I gingerly stepped into the grass, worrying that mud might be hidden below. The ground seemed solid. I turned around and let myself fall into my bed. Finally! My body moved in slow motion. I felt only joy as my head hit the ground. When I stretched out my arms, I hit something warm. Something alive. A cat? I moved a tentative hand a little closer. Cotton. A zipper. Further. A belt. Denim.
I sat up in alarm. Not another yard sleeper! I couldn’t see anything. Both hands were enlisted to investigate. The reassuring coarseness of a beard. The indescribable creaminess of skin.
The nameless yard sleeper. My secret love. I couldn’t breathe. Should I leave? This was all wrong. I was supposed to be the first one to arrive.
I laid down again. Struck by a surprising bit of bravery, I reached over and clasped his hand. I was rewarded with a reassuring squeeze. We stayed in this position for an immeasurable amount of time. I wanted more.
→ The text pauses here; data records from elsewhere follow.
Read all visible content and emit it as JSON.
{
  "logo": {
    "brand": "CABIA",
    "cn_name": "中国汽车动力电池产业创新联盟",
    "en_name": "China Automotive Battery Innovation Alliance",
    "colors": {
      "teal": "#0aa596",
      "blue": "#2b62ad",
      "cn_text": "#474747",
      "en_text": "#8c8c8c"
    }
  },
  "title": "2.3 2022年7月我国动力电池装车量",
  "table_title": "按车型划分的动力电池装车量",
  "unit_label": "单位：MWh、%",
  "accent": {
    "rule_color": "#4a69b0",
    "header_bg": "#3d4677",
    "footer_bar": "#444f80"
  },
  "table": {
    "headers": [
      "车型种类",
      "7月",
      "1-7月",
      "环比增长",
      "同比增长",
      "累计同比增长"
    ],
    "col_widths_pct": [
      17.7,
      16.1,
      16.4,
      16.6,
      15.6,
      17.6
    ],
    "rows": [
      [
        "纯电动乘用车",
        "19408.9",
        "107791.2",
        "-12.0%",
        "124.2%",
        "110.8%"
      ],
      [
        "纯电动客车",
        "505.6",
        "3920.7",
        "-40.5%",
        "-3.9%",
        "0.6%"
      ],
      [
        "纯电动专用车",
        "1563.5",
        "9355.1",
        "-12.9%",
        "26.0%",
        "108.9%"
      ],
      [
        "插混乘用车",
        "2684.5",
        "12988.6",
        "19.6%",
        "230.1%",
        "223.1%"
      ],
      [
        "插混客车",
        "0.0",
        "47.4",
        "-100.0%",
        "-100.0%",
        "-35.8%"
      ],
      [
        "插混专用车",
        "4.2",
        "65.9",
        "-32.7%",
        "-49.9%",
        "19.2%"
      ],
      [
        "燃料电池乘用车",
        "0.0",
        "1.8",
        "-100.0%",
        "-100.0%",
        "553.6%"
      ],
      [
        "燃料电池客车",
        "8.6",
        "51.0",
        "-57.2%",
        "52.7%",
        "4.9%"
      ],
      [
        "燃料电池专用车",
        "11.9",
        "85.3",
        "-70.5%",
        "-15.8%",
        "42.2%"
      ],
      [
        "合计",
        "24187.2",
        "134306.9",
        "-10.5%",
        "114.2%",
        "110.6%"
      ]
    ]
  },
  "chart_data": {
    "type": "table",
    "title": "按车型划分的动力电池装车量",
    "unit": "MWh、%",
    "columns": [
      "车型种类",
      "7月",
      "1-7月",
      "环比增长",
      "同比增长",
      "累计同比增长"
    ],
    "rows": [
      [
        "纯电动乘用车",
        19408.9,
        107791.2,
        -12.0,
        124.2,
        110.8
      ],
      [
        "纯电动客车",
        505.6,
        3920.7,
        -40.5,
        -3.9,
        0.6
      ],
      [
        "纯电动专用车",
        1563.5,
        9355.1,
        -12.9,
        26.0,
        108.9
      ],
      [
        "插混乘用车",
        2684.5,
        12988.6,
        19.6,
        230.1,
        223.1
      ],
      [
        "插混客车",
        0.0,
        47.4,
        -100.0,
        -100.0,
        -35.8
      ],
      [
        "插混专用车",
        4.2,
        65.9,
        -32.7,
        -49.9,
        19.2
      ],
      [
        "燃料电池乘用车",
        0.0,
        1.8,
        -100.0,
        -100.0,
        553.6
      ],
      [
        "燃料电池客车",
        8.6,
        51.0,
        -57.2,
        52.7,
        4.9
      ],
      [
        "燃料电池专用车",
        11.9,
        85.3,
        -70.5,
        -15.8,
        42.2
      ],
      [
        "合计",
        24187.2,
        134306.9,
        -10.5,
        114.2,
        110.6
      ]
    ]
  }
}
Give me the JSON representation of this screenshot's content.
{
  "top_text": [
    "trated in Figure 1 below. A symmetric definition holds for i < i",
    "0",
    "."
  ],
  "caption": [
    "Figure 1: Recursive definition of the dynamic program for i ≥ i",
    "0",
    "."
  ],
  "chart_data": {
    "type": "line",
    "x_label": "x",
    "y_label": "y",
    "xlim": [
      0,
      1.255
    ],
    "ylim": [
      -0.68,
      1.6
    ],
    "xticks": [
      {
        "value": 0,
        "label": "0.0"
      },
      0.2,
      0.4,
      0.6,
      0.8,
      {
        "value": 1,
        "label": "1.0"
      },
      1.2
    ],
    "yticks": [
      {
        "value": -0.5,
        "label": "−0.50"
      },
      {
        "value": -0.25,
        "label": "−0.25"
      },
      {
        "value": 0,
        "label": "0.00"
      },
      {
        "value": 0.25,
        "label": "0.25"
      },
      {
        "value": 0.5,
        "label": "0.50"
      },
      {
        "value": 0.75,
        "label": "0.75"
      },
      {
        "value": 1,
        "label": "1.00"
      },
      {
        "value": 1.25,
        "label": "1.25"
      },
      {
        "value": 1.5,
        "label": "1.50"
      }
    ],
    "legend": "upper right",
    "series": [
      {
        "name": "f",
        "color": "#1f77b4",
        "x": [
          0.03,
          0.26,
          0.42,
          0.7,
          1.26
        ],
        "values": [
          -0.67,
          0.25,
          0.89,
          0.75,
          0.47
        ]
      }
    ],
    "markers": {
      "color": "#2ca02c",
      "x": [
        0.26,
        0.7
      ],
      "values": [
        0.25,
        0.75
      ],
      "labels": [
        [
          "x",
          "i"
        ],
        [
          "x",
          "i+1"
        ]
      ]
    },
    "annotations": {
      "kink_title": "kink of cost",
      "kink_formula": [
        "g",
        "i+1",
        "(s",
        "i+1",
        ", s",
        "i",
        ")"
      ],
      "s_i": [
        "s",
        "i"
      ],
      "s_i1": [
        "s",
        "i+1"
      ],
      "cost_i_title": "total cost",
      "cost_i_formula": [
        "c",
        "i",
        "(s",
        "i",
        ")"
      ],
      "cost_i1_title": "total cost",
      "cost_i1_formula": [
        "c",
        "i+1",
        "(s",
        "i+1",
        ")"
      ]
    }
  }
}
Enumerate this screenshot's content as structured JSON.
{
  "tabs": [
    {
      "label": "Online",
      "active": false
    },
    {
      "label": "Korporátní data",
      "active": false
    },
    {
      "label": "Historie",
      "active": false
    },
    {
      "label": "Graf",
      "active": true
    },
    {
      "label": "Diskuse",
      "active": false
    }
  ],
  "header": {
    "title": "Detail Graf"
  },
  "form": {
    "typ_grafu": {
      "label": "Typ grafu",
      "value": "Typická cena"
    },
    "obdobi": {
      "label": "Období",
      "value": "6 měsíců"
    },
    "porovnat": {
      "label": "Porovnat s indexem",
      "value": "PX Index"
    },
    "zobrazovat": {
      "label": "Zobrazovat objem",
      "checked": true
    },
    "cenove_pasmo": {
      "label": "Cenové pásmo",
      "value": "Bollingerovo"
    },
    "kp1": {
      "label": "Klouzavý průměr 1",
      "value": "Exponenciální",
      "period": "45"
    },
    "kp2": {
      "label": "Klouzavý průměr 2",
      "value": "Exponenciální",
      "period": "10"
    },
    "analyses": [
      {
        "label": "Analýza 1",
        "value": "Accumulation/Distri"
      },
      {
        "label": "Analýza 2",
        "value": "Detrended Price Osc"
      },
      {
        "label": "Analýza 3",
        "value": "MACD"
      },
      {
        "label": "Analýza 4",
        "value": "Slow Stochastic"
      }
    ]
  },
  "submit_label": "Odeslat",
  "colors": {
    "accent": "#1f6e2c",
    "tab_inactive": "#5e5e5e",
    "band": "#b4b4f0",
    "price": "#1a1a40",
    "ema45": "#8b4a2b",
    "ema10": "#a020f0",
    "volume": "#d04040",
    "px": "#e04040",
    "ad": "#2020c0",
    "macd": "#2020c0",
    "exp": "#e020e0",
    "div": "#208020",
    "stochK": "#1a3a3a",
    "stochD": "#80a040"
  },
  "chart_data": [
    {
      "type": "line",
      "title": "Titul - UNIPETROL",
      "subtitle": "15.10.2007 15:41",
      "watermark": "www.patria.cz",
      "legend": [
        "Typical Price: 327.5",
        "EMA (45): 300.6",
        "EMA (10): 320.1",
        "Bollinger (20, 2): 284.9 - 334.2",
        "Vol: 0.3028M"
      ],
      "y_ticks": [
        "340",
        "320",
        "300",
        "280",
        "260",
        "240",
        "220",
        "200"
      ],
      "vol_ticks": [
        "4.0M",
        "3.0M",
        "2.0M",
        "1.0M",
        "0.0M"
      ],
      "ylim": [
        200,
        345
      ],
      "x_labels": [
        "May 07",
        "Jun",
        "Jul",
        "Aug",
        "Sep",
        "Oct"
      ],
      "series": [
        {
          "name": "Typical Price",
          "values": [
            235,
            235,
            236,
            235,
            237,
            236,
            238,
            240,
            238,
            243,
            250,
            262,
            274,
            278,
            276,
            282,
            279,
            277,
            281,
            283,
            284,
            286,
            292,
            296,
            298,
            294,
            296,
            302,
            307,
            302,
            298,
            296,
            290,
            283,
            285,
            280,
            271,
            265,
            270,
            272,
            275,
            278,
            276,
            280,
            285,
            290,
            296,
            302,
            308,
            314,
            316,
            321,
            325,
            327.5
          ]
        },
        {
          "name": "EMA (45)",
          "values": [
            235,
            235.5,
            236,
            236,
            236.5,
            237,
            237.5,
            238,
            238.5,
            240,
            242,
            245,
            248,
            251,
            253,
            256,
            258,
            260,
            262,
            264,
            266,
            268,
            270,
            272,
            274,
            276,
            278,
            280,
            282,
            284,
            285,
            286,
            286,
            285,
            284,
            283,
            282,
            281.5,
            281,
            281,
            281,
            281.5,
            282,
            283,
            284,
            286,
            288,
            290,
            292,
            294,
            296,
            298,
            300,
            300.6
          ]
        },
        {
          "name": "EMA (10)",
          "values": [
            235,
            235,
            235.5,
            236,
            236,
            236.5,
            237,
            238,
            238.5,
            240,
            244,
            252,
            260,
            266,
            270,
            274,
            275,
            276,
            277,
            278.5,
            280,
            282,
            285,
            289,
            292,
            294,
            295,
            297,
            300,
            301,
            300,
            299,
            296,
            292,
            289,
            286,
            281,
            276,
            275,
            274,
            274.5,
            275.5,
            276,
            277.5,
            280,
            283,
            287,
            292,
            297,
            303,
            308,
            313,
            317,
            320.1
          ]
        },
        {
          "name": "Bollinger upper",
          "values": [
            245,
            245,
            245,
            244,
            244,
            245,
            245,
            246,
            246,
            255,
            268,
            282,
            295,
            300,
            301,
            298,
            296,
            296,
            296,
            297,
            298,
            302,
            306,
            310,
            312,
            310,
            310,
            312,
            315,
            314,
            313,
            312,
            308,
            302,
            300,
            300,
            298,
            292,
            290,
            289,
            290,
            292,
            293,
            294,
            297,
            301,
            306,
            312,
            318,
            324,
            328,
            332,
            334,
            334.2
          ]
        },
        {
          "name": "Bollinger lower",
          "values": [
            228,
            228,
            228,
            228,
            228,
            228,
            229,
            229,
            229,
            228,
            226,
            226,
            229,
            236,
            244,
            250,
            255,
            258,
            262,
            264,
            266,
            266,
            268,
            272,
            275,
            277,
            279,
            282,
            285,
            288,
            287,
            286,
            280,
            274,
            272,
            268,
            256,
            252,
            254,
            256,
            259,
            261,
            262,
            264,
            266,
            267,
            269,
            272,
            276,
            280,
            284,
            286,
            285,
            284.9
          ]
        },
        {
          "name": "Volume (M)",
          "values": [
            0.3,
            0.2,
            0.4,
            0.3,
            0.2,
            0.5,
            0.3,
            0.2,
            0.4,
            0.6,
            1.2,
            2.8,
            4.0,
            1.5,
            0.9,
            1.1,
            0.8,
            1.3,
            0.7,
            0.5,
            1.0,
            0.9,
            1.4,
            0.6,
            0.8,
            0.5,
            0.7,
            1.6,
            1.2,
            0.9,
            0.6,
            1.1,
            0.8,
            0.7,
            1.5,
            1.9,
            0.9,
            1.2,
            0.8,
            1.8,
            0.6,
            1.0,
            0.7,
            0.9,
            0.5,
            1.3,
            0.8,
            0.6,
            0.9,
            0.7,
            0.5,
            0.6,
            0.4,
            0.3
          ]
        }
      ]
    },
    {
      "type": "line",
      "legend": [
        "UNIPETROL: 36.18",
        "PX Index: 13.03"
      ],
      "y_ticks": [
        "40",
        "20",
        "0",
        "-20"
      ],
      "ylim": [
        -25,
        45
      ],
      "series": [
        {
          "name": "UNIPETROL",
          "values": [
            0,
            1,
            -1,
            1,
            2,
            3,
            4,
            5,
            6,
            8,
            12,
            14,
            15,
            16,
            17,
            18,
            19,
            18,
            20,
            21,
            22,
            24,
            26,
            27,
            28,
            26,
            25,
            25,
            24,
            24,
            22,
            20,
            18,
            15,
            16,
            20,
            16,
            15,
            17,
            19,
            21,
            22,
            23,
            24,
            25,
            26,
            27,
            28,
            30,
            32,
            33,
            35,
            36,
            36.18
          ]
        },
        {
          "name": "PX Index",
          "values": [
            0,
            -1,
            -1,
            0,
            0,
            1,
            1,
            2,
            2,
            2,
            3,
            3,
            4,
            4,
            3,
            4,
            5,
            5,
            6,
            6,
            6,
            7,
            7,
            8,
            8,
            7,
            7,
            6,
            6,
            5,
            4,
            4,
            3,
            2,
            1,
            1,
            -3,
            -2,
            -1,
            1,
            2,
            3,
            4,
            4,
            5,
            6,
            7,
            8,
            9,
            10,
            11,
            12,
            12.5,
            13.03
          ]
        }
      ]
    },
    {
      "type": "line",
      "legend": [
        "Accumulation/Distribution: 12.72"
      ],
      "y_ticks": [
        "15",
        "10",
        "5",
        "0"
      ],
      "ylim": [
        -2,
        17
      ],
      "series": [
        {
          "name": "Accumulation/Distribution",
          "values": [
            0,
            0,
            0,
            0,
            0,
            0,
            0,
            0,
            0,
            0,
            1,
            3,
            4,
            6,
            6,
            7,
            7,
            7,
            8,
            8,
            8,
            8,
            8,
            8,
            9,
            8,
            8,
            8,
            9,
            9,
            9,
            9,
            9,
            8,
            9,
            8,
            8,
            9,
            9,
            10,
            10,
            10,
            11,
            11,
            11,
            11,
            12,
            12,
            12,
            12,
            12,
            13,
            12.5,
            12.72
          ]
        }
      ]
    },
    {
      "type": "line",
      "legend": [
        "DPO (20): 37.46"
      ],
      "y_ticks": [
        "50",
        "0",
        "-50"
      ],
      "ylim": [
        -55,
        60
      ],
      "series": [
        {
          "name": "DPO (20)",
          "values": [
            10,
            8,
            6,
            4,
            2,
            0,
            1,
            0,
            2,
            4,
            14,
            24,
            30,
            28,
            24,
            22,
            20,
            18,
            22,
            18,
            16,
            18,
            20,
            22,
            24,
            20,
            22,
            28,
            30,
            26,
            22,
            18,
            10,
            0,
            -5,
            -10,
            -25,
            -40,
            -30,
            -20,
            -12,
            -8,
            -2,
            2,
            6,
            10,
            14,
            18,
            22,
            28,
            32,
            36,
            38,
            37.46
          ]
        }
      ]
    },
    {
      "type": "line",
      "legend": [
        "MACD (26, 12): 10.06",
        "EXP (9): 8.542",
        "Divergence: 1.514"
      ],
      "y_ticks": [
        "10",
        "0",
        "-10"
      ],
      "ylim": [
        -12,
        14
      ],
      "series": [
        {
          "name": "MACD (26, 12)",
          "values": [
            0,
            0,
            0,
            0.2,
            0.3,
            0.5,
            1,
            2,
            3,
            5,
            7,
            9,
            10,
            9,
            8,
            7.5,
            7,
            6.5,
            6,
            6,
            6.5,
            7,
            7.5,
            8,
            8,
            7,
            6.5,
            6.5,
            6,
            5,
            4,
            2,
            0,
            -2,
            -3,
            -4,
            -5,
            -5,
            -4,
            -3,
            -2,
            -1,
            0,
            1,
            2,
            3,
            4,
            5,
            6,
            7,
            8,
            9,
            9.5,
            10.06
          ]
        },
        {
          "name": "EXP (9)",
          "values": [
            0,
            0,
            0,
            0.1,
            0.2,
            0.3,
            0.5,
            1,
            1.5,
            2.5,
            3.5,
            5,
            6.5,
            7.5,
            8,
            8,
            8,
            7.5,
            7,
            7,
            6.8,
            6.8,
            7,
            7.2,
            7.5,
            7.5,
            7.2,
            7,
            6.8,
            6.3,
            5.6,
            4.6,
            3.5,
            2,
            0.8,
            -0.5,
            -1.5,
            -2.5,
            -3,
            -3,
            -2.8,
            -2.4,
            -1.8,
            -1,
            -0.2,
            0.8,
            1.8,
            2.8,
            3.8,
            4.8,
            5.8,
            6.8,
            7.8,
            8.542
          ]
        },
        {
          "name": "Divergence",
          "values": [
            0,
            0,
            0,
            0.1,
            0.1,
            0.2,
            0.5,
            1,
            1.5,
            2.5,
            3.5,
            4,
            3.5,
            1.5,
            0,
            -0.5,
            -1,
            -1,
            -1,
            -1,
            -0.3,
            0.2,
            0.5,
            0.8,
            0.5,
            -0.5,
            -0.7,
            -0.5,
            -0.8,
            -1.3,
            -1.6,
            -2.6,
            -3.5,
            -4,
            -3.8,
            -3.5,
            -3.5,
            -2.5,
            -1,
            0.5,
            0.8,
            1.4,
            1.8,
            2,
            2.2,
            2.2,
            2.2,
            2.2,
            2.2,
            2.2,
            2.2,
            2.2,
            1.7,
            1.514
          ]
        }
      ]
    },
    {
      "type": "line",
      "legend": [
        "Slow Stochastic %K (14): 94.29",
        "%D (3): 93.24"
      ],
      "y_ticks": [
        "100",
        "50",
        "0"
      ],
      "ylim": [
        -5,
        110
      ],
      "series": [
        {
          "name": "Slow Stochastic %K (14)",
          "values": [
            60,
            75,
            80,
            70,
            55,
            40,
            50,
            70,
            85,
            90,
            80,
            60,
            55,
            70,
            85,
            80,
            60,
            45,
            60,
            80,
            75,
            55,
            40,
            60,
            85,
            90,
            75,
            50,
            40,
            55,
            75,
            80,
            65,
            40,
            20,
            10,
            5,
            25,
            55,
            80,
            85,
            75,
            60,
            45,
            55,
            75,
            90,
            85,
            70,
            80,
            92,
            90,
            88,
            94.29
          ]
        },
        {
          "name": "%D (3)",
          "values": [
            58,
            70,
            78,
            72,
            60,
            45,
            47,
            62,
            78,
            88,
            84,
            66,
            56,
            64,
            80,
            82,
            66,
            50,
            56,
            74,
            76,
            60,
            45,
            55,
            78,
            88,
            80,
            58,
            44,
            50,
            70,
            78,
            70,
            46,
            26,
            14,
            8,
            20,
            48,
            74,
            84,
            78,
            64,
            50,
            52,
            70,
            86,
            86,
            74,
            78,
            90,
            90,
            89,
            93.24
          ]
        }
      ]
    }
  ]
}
I took a deep breath, rolled on to my side, and laid my head on his chest. He smelled like sage and chocolate and candy and sunshine. Before I could truly relish this position, I fell into darkness.
A team of loud rowdy crows woke me up. He was still there; the spell was not broken. Our limbs were entangled in infinite knots. My head rested in the nook between his head and his shoulder. Even though everything felt perfect, I was filled with terror. I wasn’t sure what to do. I should leave before he woke up. What would I say to him? What if we kissed?
We would be forced to exchange numbers. Awkward dates would follow. He would meet my friends, we would plan trips together, and soon we would share a house. He would hold my hair when I threw up. I would make him soup when he had a cold. We would squabble at the grocery store and have sex on odd dates. I would be filled with rage any time a girl looked at him. I would be sad when he spent time with his friends instead of me. I would worry if I was getting to fat for him. Family holidays, gas bills, cat litter. The list of obligations assumed an infinite length.
With slow precision, I extricated myself from his embrace. I smoothed out my hair, pulled down my skirt, and brushed the blades of grass from my socks. I remembered that I had a vial of red glitter in my bag. I sprinkled this all over his body and then ran away as fast as my feet would carry me.
I spent the remaining summer nights sleeping in my bed.